Des manifestants pacifiques face à des forces de police violentes

La réaction brutale des pouvoirs publics azerbaïdjanais face aux manifestations qui se sont déroulées dans tout le pays met à mal les libertés d’expression et de réunion pacifique. Les autorités ont utilisé une force excessive pour disperser les rassemblements, pacifiques pour la plupart ; elles ont arrêté et tenté d’intimider des dizaines de manifestants et de militants politiques.

Les autorités doivent libérer immédiatement et sans condition toutes les personnes détenues uniquement pour avoir exercé leur droit aux libertés d’expression et de réunion pacifique, et qu’elles veillent à ce que les manifestants soupçonnés d’actes violents soient jugés équitablement. Il faut aussi qu’elles diligentent sans délai des enquêtes approfondies et efficaces sur tous les cas de recours excessif à la force par la police et amènent les responsables présumés de ces agissements à rendre des comptes.

Des manifestations spontanées et généralement pacifiques contre la forte dévaluation de la monnaie nationale et la hausse des prix ont débuté le 11 janvier et se sont étendues à une grande partie du territoire. Ces rassemblements, qui ont eu lieu dans différentes régions, notamment celles de Fizuli, d’Agsu, d’Agcabedi, de Siyazan, de Lankaran et de Quba, ont nettement baissé en intensité au bout d’une semaine.

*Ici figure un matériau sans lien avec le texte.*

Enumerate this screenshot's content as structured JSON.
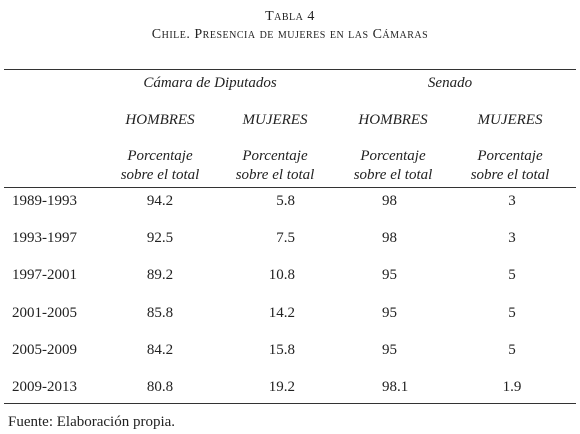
{
  "header": {
    "title": "Tabla 4",
    "subtitle": "Chile. Presencia de mujeres en las Cámaras"
  },
  "table": {
    "groups": [
      "Cámara de Diputados",
      "Senado"
    ],
    "columns": [
      {
        "name": "HOMBRES",
        "sub": [
          "Porcentaje",
          "sobre el total"
        ]
      },
      {
        "name": "MUJERES",
        "sub": [
          "Porcentaje",
          "sobre el total"
        ]
      },
      {
        "name": "HOMBRES",
        "sub": [
          "Porcentaje",
          "sobre el total"
        ]
      },
      {
        "name": "MUJERES",
        "sub": [
          "Porcentaje",
          "sobre el total"
        ]
      }
    ],
    "rows": [
      [
        "1989-1993",
        94.2,
        5.8,
        98,
        3
      ],
      [
        "1993-1997",
        92.5,
        7.5,
        98,
        3
      ],
      [
        "1997-2001",
        89.2,
        10.8,
        95,
        5
      ],
      [
        "2001-2005",
        85.8,
        14.2,
        95,
        5
      ],
      [
        "2005-2009",
        84.2,
        15.8,
        95,
        5
      ],
      [
        "2009-2013",
        80.8,
        19.2,
        98.1,
        1.9
      ]
    ]
  },
  "footer": "Fuente: Elaboración propia."
}
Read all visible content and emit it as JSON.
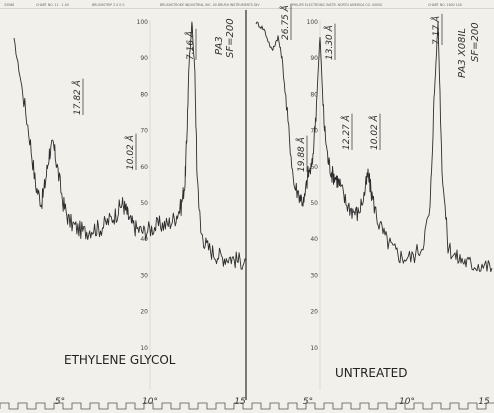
{
  "header": {
    "items": [
      "33568",
      "CHART NO. 11 - 1.00",
      "BRUSHSTRIP 2 0 0 0",
      "BRUSHSTROKE INDUSTRIAL INC. 00 BRUSH INSTRUMENTS DIV",
      "PHILIPS ELECTRONIC INSTR. NORTH AMERICA CO. 00000",
      "CHART NO. 1600 100"
    ]
  },
  "chart_data": [
    {
      "type": "line",
      "panel_label": "ETHYLENE GLYCOL",
      "sample": "PA3",
      "settings": "SF=200",
      "xticks": [
        "5°",
        "10°",
        "15"
      ],
      "yticks": [
        "100",
        "90",
        "80",
        "70",
        "60",
        "50",
        "40",
        "30",
        "20",
        "10"
      ],
      "ylim": [
        0,
        100
      ],
      "xlim": [
        3.2,
        15
      ],
      "peak_labels": [
        {
          "text": "17.82 Å",
          "x": 5.0
        },
        {
          "text": "10.02 Å",
          "x": 8.8
        },
        {
          "text": "7.16 Å",
          "x": 12.3
        }
      ],
      "x": [
        3.2,
        3.6,
        4.0,
        4.3,
        4.6,
        4.8,
        5.0,
        5.2,
        5.4,
        5.7,
        6.0,
        6.4,
        6.8,
        7.2,
        7.6,
        8.0,
        8.4,
        8.7,
        8.9,
        9.1,
        9.4,
        9.8,
        10.2,
        10.6,
        11.0,
        11.4,
        11.7,
        11.9,
        12.0,
        12.1,
        12.25,
        12.4,
        12.5,
        12.7,
        13.0,
        13.4,
        13.8,
        14.2,
        14.6,
        15.0
      ],
      "y": [
        95,
        82,
        68,
        55,
        50,
        56,
        64,
        66,
        60,
        50,
        45,
        43,
        42,
        43,
        43,
        45,
        47,
        50,
        48,
        45,
        43,
        42,
        43,
        44,
        44,
        46,
        49,
        56,
        70,
        88,
        100,
        86,
        60,
        42,
        38,
        36,
        35,
        35,
        34,
        34
      ]
    },
    {
      "type": "line",
      "panel_label": "UNTREATED",
      "sample": "PA3",
      "settings": "X08IL SF=200",
      "xticks": [
        "5°",
        "10°",
        "15"
      ],
      "yticks": [
        "100",
        "90",
        "80",
        "70",
        "60",
        "50",
        "40",
        "30",
        "20",
        "10"
      ],
      "ylim": [
        0,
        100
      ],
      "xlim": [
        3.2,
        15
      ],
      "peak_labels": [
        {
          "text": "26.75 Å",
          "x": 4.5
        },
        {
          "text": "19.88 Å",
          "x": 5.6
        },
        {
          "text": "13.30 Å",
          "x": 6.4
        },
        {
          "text": "12.27 Å",
          "x": 7.2
        },
        {
          "text": "10.02 Å",
          "x": 8.8
        },
        {
          "text": "7.17 Å",
          "x": 12.3
        }
      ],
      "x": [
        3.2,
        3.6,
        4.0,
        4.3,
        4.5,
        4.8,
        5.1,
        5.4,
        5.6,
        5.8,
        6.0,
        6.2,
        6.4,
        6.6,
        6.8,
        7.0,
        7.2,
        7.4,
        7.7,
        8.0,
        8.3,
        8.6,
        8.8,
        9.0,
        9.3,
        9.7,
        10.1,
        10.5,
        11.0,
        11.5,
        11.9,
        12.1,
        12.3,
        12.5,
        12.8,
        13.2,
        13.6,
        14.0,
        14.5,
        15.0
      ],
      "y": [
        100,
        98,
        92,
        96,
        90,
        72,
        55,
        52,
        50,
        58,
        60,
        75,
        96,
        72,
        62,
        58,
        57,
        55,
        50,
        48,
        47,
        52,
        58,
        52,
        45,
        40,
        37,
        35,
        35,
        38,
        48,
        78,
        100,
        60,
        38,
        35,
        34,
        33,
        33,
        32
      ]
    }
  ]
}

À plusieurs endroits, des représentants de l’État ont rencontré les manifestants et les ont convaincus de mettre fin à leur mouvement en leur promettant de répondre à leurs demandes. Cependant, dans deux cas au moins, la police a utilisé une force excessive et arrêté des dizaines de manifestants qui avaient refusé de se disperser. Par ailleurs, les autorités ont convoqué pour interrogatoire et arrêté un certain nombre de militants politiques à Bakou, la capitale, et dans le reste du pays ; elles les accusaient d’être les instigateurs des manifestations.

Le 12 janvier, à la suite de rassemblements pacifiques organisés à Liman (région de Lankoran), la police a arrêté Iman Aliyev et Nazim Hasanli, militants du Parti de l’égalité et du Parti du front populaire (PFP). Accusés d’être à l’origine de ces manifestations « non autorisées » et d’y avoir participé, ils ont été jugés et condamnés à 30 jours d’emprisonnement à titre de sanction administrative.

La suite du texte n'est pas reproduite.